Remember Yahoo Screen? The video hub Yahoo had launched over two years ago, home to everything from an NFL game to Saturday Night Live clips or even the streaming of Community, shut down this January. A report by Variety stated that Yahoo’s ambitious initiative led to the company declaring a close to $42 million write-down late last year.
Even with several content creation and Over-The-Top (OTT) video services like hotstar, Spuul, Eros Now, BIGflix, YuppTV and now Netflix fast picking up in India, content monetisation is a big issue. Many of the OTT market players even state that both the advertising and subscription revenues aren’t very high.
It is therefore common for content owners and aggregators to now look at these non-TV platforms to generate reach and revenue.
Realising and looking at this shift in the market towards OTT and the focus on content monetisation, ex-Google and YouTube Partners employee Kavita Shenoy along with Anand Gopal started Voiro in Bengaluru in 2014. It is a revenue management solution built specifically to address the content monetisation space.
The team partners with publishers and provides them with solutions to make internal revenue operations and associated data management smooth and scalable. A technical producer at Google, Kavita got the opportunity to work on a 20 percent project at the YouTube Partner management team and was exposed to the state of the market at the time.
Hashing the idea out
Explaining the scenario, 35-year-old Kavita says:
“When we were sitting and doing a whole bunch of activities on the advertising side, the content side too needed support, and was understaffed. I left Google wanting to work with YouTube Partners. Initially, I saw that premium partners of YouTube would get the much-needed support and understanding; but the SME businesses got information offline.”
She realised that a larger volume of people could benefit with face-to-face interactions on how to make more money and get more money on online videos through advertising and how to position themselves.
However, with time, she found that SMEs alone didn’t help her scale the business.

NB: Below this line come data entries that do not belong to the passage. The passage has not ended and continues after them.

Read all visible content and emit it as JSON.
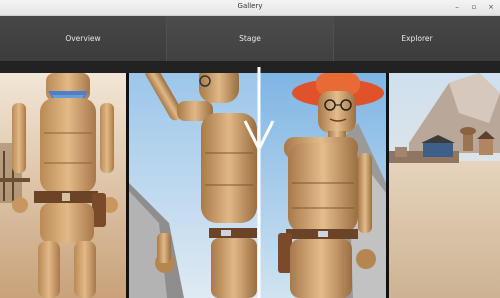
{
  "window": {
    "title": "Gallery",
    "controls": [
      "–",
      "▫",
      "×"
    ]
  },
  "tabs": [
    {
      "label": "Overview",
      "active": false
    },
    {
      "label": "Stage",
      "active": true
    },
    {
      "label": "Explorer",
      "active": false
    }
  ],
  "gallery": {
    "images": [
      {
        "name": "cowboy-puppet-scarf"
      },
      {
        "name": "cowboy-puppet-waving"
      },
      {
        "name": "cowboy-puppet-hat-glasses"
      },
      {
        "name": "western-town-landscape"
      }
    ]
  },
  "colors": {
    "tabbar": "#3a3a3a",
    "arrow": "#ffffff"
  }
}
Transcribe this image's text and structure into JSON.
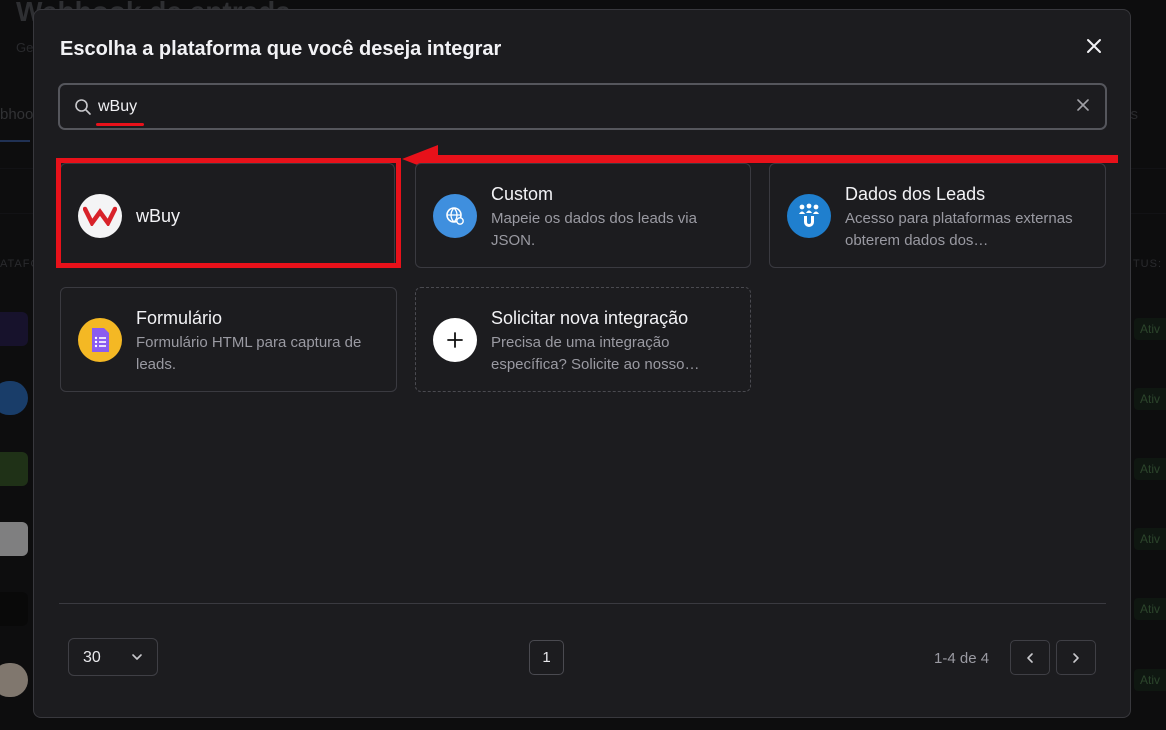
{
  "background": {
    "title": "Webhook de entrada",
    "subtitle": "Ge",
    "tab_left": "bhoo",
    "tab_right": "s",
    "column_left": "ATAFO",
    "column_right": "TUS:",
    "badge": "Ativ"
  },
  "modal": {
    "title": "Escolha a plataforma que você deseja integrar",
    "search": {
      "value": "wBuy",
      "placeholder": ""
    },
    "cards": [
      {
        "title": "wBuy",
        "description": "",
        "icon": "wbuy-logo-icon"
      },
      {
        "title": "Custom",
        "description": "Mapeie os dados dos leads via JSON.",
        "icon": "globe-gear-icon"
      },
      {
        "title": "Dados dos Leads",
        "description": "Acesso para plataformas externas obterem dados dos…",
        "icon": "people-magnet-icon"
      },
      {
        "title": "Formulário",
        "description": "Formulário HTML para captura de leads.",
        "icon": "form-document-icon"
      },
      {
        "title": "Solicitar nova integração",
        "description": "Precisa de uma integração específica? Solicite ao nosso…",
        "icon": "plus-icon"
      }
    ],
    "pagination": {
      "page_size": "30",
      "current_page": "1",
      "range": "1-4 de 4"
    }
  },
  "colors": {
    "annotation_red": "#e8111a",
    "custom_blue": "#3f8fde",
    "leads_blue": "#1f7fce",
    "form_yellow": "#f4b824",
    "form_purple": "#8a5cf0"
  }
}
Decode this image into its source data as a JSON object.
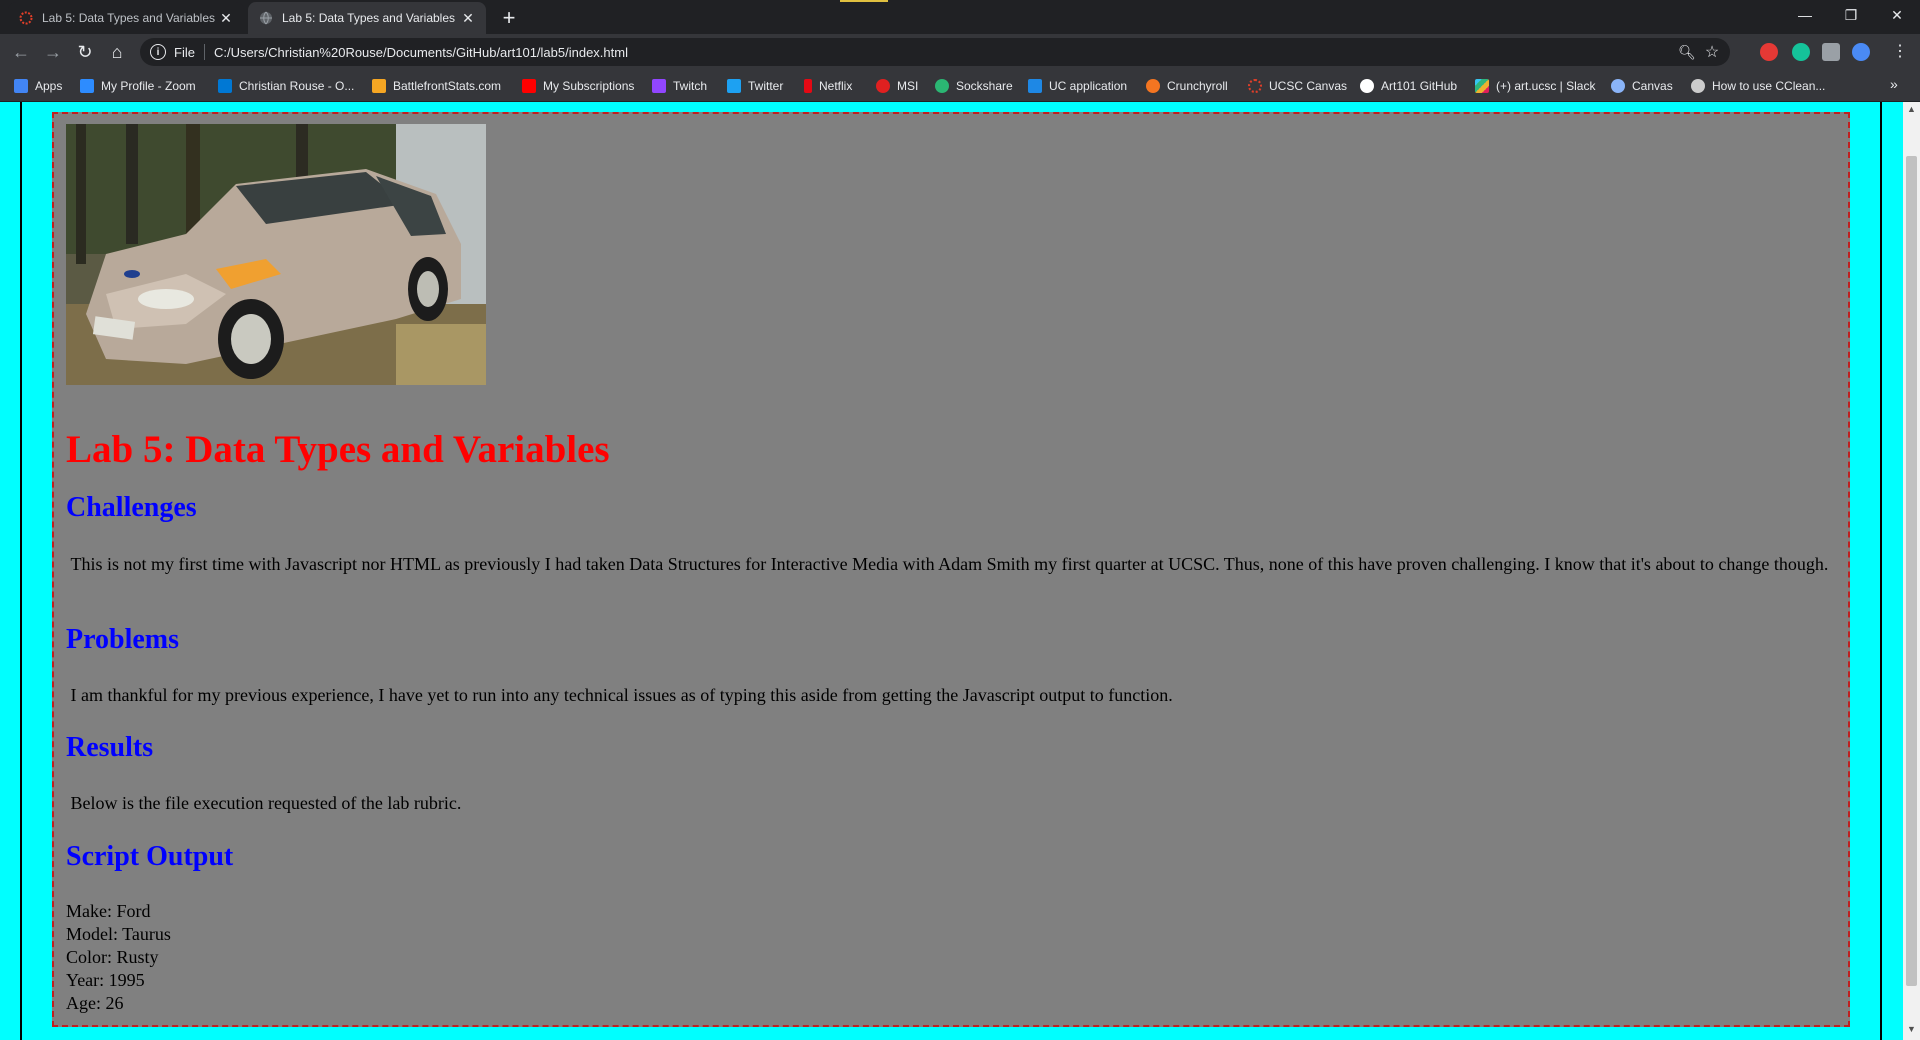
{
  "browser": {
    "tabs": [
      {
        "title": "Lab 5: Data Types and Variables",
        "active": false
      },
      {
        "title": "Lab 5: Data Types and Variables",
        "active": true
      }
    ],
    "scheme_label": "File",
    "url": "C:/Users/Christian%20Rouse/Documents/GitHub/art101/lab5/index.html"
  },
  "bookmarks": [
    {
      "label": "Apps",
      "icon": "apps-grid-icon",
      "color": "#4285f4"
    },
    {
      "label": "My Profile - Zoom",
      "icon": "zoom-icon",
      "color": "#2d8cff"
    },
    {
      "label": "Christian Rouse - O...",
      "icon": "outlook-icon",
      "color": "#0078d4"
    },
    {
      "label": "BattlefrontStats.com",
      "icon": "battlefront-icon",
      "color": "#f5a623"
    },
    {
      "label": "My Subscriptions",
      "icon": "youtube-icon",
      "color": "#ff0000"
    },
    {
      "label": "Twitch",
      "icon": "twitch-icon",
      "color": "#9146ff"
    },
    {
      "label": "Twitter",
      "icon": "twitter-icon",
      "color": "#1da1f2"
    },
    {
      "label": "Netflix",
      "icon": "netflix-icon",
      "color": "#e50914"
    },
    {
      "label": "MSI",
      "icon": "msi-icon",
      "color": "#e02020"
    },
    {
      "label": "Sockshare",
      "icon": "sockshare-icon",
      "color": "#2bb673"
    },
    {
      "label": "UC application",
      "icon": "uc-application-icon",
      "color": "#1e88e5"
    },
    {
      "label": "Crunchyroll",
      "icon": "crunchyroll-icon",
      "color": "#f47521"
    },
    {
      "label": "UCSC Canvas",
      "icon": "canvas-icon",
      "color": "#e13f29"
    },
    {
      "label": "Art101 GitHub",
      "icon": "github-icon",
      "color": "#ffffff"
    },
    {
      "label": "(+) art.ucsc | Slack",
      "icon": "slack-icon",
      "color": "#e01e5a"
    },
    {
      "label": "Canvas",
      "icon": "canvas-cloud-icon",
      "color": "#8ab4f8"
    },
    {
      "label": "How to use CClean...",
      "icon": "ccleaner-icon",
      "color": "#cccccc"
    }
  ],
  "page": {
    "image_alt": "car-photo",
    "title": "Lab 5: Data Types and Variables",
    "sections": [
      {
        "heading": "Challenges",
        "text": "This is not my first time with Javascript nor HTML as previously I had taken Data Structures for Interactive Media with Adam Smith my first quarter at UCSC. Thus, none of this have proven challenging. I know that it's about to change though."
      },
      {
        "heading": "Problems",
        "text": "I am thankful for my previous experience, I have yet to run into any technical issues as of typing this aside from getting the Javascript output to function."
      },
      {
        "heading": "Results",
        "text": "Below is the file execution requested of the lab rubric."
      },
      {
        "heading": "Script Output",
        "text": ""
      }
    ],
    "output": [
      "Make: Ford",
      "Model: Taurus",
      "Color: Rusty",
      "Year: 1995",
      "Age: 26"
    ]
  },
  "colors": {
    "page_background": "#00ffff",
    "card_background": "#808080",
    "card_border": "#c02020",
    "title": "#ff0000",
    "headings": "#0000ff"
  }
}
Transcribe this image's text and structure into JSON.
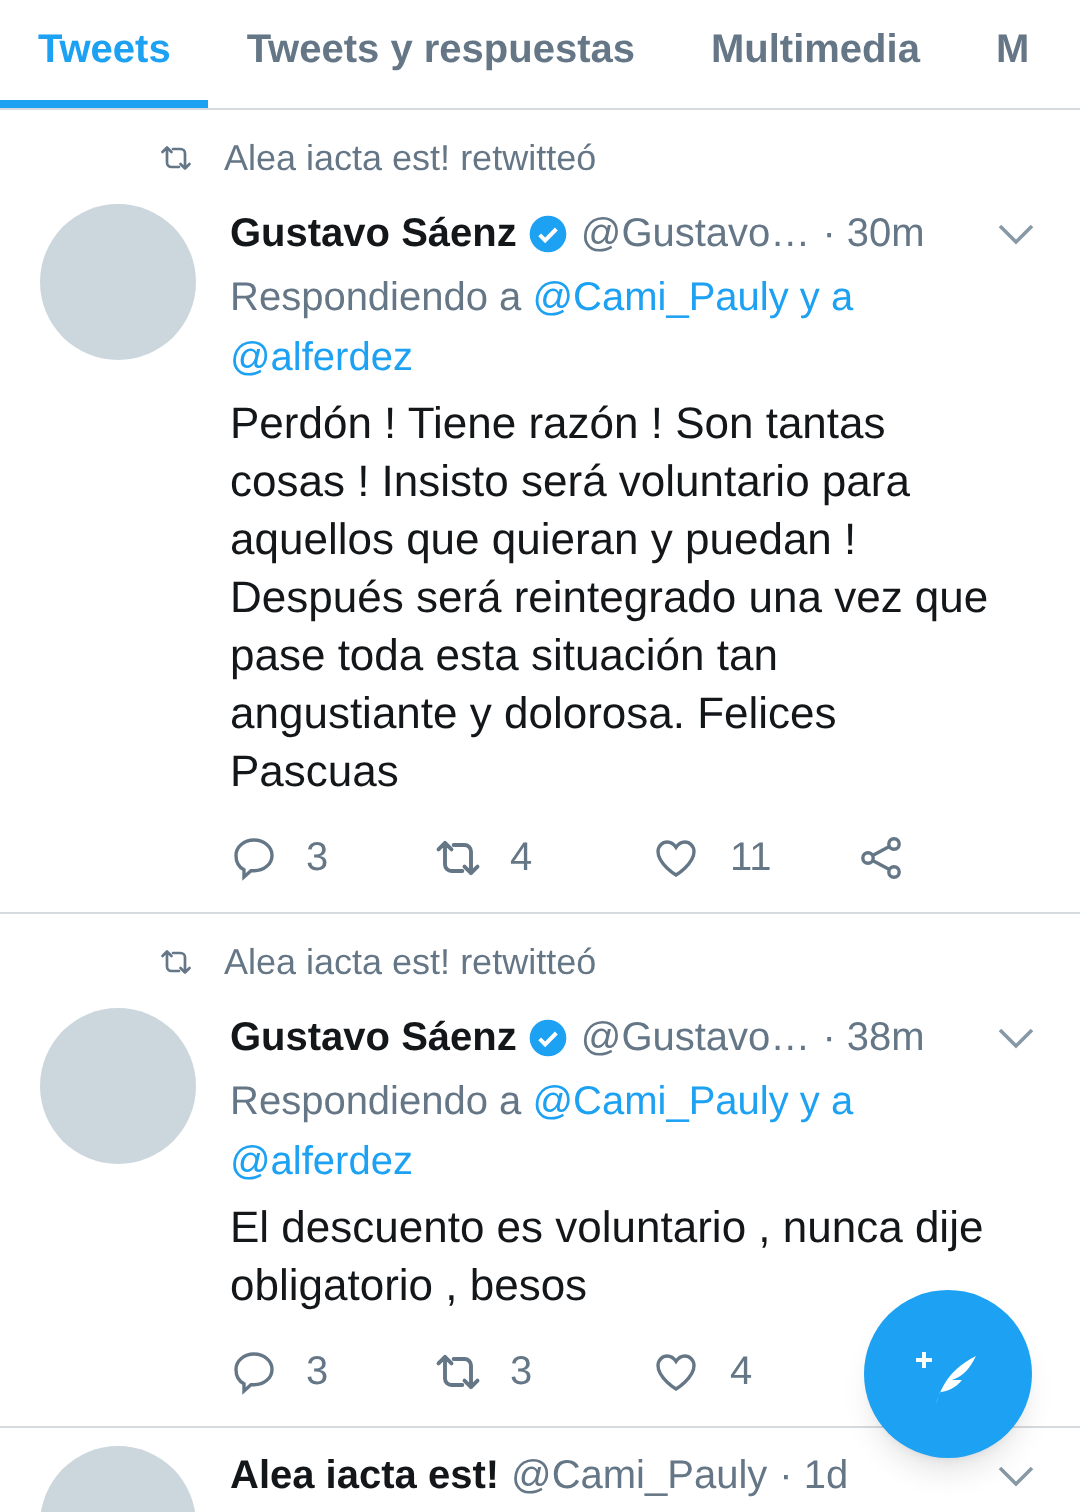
{
  "tabs": [
    {
      "label": "Tweets",
      "selected": true
    },
    {
      "label": "Tweets y respuestas",
      "selected": false
    },
    {
      "label": "Multimedia",
      "selected": false
    },
    {
      "label": "M",
      "selected": false
    }
  ],
  "tweets": [
    {
      "retweeted_by": "Alea iacta est! retwitteó",
      "name": "Gustavo Sáenz",
      "verified": true,
      "handle": "@Gustavo…",
      "time": "· 30m",
      "replying": {
        "label": "Respondiendo a",
        "mentions": [
          "@Cami_Pauly y a",
          "@alferdez"
        ]
      },
      "text": "Perdón ! Tiene razón ! Son tantas cosas ! Insisto será voluntario para aquellos que quieran y puedan ! Después será reintegrado una vez que pase toda esta situación tan angustiante y dolorosa. Felices Pascuas",
      "actions": {
        "replies": "3",
        "retweets": "4",
        "likes": "11",
        "share": true
      }
    },
    {
      "retweeted_by": "Alea iacta est! retwitteó",
      "name": "Gustavo Sáenz",
      "verified": true,
      "handle": "@Gustavo…",
      "time": "· 38m",
      "replying": {
        "label": "Respondiendo a",
        "mentions": [
          "@Cami_Pauly y a",
          "@alferdez"
        ]
      },
      "text": "El descuento es voluntario , nunca dije obligatorio , besos",
      "actions": {
        "replies": "3",
        "retweets": "3",
        "likes": "4",
        "share": false
      }
    },
    {
      "name": "Alea iacta est!",
      "verified": false,
      "handle": "@Cami_Pauly",
      "time": "· 1d"
    }
  ]
}
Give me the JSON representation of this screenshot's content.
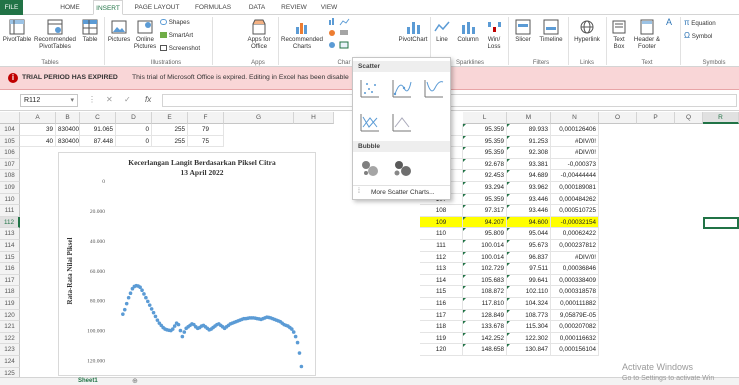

The larger players had their goals set on creating their own online content platforms as an extension of their broadcast offering. Simultaneously 29-year-old Anand had returned from the US and was living next door to Kavita.
Building a screen-agnostic technology
The duo got talking about starting something. With her experience, Kavita was keen on getting into revenue management for content publishers. Over many evening conversations, she was able to convince Anand to get on board and quit his job at Sabre Airline Solutions, where he was helping build analytics and operations research-based products for airlines around the world.
Anand has this secret list of people who he wants to hire — people he has met, studied or worked with, and that's how Anil Karat, who leads the technology team, was picked.
“Anil at the time was in Pondicherry and we literally pulled him to Bengaluru. The last member of the founding team is Jithin George, who came back from the US after his Masters and didn't want to join the larger tech firms. Jithin and Anil studied in school together and that brought him in to join us,” says Kavita.
They came up with the idea of creating a solution that would make it easy for a content publisher to manage their revenue opportunities because it was becoming clear that content would be screen-agnostic but device-aware.
A growing video world
The team now works towards helping publishers drive and execute their monetisation strategy. Voiro integrates with every part of a publisher's technology stack to drive inventory and pricing strategy optimisation.
According to a recent report by Cisco, by 2017, close to 70 percent of the world’s mobile internet traffic will be made of videos. Taking India’s context, the report suggests that the country’s video traffic will touch 1.8 exabytes per month by 2017, making up close to 66 percent of all IP traffic of that year.
Looking at these figures, the number of platforms that help companies generate revenues via video content comes as no surprise.
There is SelectMedia, that is believed to have over 650 premium direct sales across 55 countries. The platform is said to use their proprietary predictive trading and delivery technologies that use big data for optimal video yield and performance. Undertone, another platform, provides cross-screen solutions that help leverage mobile traffic.
Fixing the model
Kavita adds that they are a SaaS-based solution that automates workflows, is flexible and offers intelligence based on a publisher's inventory, all in one single platform for an entire organisation.
The Voiro team claims to be revenue-driven and profitable from the very beginning. This year the team is headed towards closing $400,000 in annual revenues. Their YoY revenue growth since last year has been close to 300 percent.
The team works on a subscription-based model and also has a small advisory practice for publishers who are looking to take their monetisation strategy to the next level.
“Voiro's uniqueness stems from our plethora of ready integrations and quick adaptation to changing sales strategies and revenue possibilities, given the fact that publishers' sales strategies need to keep pace with a very dynamic ad tech industry and changing buyer needs,” says Kavita.
However, one of the biggest challenges the team faced while setting up and still continues to face is hiring good talent. Kavita says being a fledgling company it's tough to get good people who are buying into more than just a salary.
The cross section of relevant skills that they bring to the table, Kavita says, enables them to understand and address the content publisher market.
Speaking about their future plans, Kavita says, “Our vision is to be a singular technology partner that allows publishers to address continuously changing revenue possibilities in an easy, scalable manner. We’re looking at 2017 to expand to markets in Europe and South East Asia. We are looking at deep pricing analytics and optimisation in live content monetisation.”